ERMO
O termo hebraico para ermo (midh·bár) em geral se refere a uma terra pouco povoada, inculta. (Je 2:2) Podia incluir pastagens (Sal 65:12; Je 23:10; Êx 3:1), cisternas (2Cr 26:10), casas e até algumas cidades (1Rs 2:34; Jos 15:61, 62; Is 42:11). Embora frequentemente designe simples estepes, com matagais e grama, midh·bár também pode aplicar-se a regiões sem água, que poderiam ser classificadas como verdadeiros desertos. Outros termos hebraicos usados para designar tais regiões de modo mais específico são frequentemente encontrados em paralelos poéticos com midh·bár. — Sal 78:40; Je 50:12.

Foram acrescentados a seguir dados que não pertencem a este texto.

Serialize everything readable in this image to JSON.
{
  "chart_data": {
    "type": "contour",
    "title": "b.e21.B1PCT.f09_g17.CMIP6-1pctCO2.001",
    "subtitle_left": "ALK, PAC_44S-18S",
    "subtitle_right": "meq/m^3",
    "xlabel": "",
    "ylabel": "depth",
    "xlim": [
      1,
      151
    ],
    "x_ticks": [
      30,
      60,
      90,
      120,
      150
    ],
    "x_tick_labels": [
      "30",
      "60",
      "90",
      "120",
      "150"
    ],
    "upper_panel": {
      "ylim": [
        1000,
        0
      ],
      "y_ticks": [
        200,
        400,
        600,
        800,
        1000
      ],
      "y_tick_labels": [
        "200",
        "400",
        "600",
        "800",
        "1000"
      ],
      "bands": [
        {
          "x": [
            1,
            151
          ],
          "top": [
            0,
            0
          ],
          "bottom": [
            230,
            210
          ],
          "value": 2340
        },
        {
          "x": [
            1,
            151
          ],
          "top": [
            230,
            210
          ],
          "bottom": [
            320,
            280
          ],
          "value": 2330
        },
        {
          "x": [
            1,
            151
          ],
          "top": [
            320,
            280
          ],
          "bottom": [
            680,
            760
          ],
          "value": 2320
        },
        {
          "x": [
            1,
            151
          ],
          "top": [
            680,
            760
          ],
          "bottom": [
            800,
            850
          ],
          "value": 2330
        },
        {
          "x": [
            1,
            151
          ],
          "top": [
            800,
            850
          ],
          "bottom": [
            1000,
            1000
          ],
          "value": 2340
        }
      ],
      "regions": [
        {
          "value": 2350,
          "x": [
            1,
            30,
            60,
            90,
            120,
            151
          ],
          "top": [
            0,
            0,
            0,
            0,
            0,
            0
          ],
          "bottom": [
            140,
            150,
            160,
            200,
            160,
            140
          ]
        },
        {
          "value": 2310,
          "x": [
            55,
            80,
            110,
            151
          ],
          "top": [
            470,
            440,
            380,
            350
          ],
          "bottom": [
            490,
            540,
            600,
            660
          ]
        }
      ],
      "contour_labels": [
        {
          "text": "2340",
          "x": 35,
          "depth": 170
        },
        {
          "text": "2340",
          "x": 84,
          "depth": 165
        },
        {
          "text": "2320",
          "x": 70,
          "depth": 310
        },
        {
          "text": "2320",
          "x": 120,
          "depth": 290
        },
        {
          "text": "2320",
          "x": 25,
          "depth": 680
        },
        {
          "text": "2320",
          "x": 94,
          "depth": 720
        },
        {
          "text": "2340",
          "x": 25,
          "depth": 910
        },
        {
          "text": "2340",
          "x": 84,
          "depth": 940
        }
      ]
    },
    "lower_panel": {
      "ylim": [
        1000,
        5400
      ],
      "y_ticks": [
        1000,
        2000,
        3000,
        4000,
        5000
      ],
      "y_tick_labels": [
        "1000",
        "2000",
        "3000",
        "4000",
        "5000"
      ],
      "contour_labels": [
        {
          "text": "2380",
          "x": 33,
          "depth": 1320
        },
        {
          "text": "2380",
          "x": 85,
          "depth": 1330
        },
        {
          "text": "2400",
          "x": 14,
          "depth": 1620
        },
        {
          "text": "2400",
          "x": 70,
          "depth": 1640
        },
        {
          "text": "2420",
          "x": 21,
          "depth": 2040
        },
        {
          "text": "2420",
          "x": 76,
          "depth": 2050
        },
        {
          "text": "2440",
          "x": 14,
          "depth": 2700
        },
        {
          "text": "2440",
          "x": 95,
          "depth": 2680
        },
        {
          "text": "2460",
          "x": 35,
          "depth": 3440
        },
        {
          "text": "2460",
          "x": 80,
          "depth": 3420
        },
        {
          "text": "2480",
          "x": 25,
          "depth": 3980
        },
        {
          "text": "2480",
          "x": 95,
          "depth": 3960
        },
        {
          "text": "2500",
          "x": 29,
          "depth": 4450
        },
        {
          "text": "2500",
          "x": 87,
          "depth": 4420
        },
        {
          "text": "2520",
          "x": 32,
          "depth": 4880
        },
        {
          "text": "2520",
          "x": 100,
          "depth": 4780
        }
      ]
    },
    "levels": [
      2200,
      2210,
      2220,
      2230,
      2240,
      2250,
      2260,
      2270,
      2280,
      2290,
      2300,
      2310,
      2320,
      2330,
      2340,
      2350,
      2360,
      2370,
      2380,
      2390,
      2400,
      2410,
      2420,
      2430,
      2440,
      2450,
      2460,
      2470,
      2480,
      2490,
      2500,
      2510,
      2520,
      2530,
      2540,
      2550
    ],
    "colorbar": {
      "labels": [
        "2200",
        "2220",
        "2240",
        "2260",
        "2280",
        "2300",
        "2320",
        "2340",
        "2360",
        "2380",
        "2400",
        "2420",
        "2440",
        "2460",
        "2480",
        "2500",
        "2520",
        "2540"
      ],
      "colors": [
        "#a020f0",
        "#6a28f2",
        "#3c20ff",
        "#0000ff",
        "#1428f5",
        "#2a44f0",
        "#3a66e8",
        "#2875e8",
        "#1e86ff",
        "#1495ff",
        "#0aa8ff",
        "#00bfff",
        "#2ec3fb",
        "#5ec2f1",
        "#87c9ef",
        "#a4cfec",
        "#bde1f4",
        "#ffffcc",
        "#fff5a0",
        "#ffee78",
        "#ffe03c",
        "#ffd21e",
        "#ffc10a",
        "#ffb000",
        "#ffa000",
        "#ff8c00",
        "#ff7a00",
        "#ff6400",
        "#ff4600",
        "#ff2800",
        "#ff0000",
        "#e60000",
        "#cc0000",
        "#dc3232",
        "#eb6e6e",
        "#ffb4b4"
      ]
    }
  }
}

A palavra yeshi·móhn indica um lugar naturalmente desolado ou um deserto. (Sal 68:7; Is 43:19, 20) Evidentemente, é um termo mais forte do que midh·bár, indicando maior aridez, como na expressão “deserto [yeshi·món] vago, uivante”. (De 32:10) Usado junto com o artigo definido, refere-se a regiões ermas, específicas. — Núm 21:20; 1Sa 23:19, 24; veja JESIMOM.
ʽAra·váh descreve terrenos áridos e estéreis, tais como os defronte de Jericó, do outro lado do Jordão. (Núm 22:1) Essas planícies desérticas talvez fossem o resultado da destruição florestal, e da falta de devida conservação e cultivo, ou talvez fossem o resultado de prolongadas secas, condições que transformam terras produtivas em infrutíferas terras desoladas. (Is 33:9; Je 51:43) Acompanhada do artigo definido, esta palavra denota também uma parte específica da Terra da Promessa. (Veja ARABÁ; ARABÁ, VALE DA TORRENTE DO.) Outro termo, tsi·yáh, descreve qualquer “região árida” e é usado em paralelismo com as palavras já mencionadas. — Sal 107:35; Is 35:1.
Mesmo as regiões que na Bíblia recebem a descrição de “deserto” raras vezes eram do tipo arenoso, tal como certas partes do deserto do Saara com dunas ondulantes de areias. Usualmente eram planícies relativamente sem árvores, áridas ou semiáridas, planaltos rochosos ou vales desolados, sem água, cercados por montes elevados ou picos calvos. — Jó 30:3-7; Je 17:6; Ez 19:13.
A nação de Israel, no seu Êxodo do Egito, foi guiada por Deus para o ermo ao longo do Mar Vermelho, induzindo Faraó a presumir que haviam perdido o rumo. (Êx 13:18-20; 14:1-3) Do outro lado do Mar Vermelho, e pelo restante dos 40 anos, Israel passou de um setor ermo para outro, inclusive as regiões ermas de Sur, Sim, Sinai, Parã e Zim (Êx 15:22; 16:1; 19:1; Núm 10:12; 20:1), ocasionalmente acampando junto a oásis, tais como em Elim, com suas 12 fontes e 70 palmeiras (Êx 15:27), e em Cades. — Núm 13:26; De 2:14; MAPA, Vol. 1, p. 541.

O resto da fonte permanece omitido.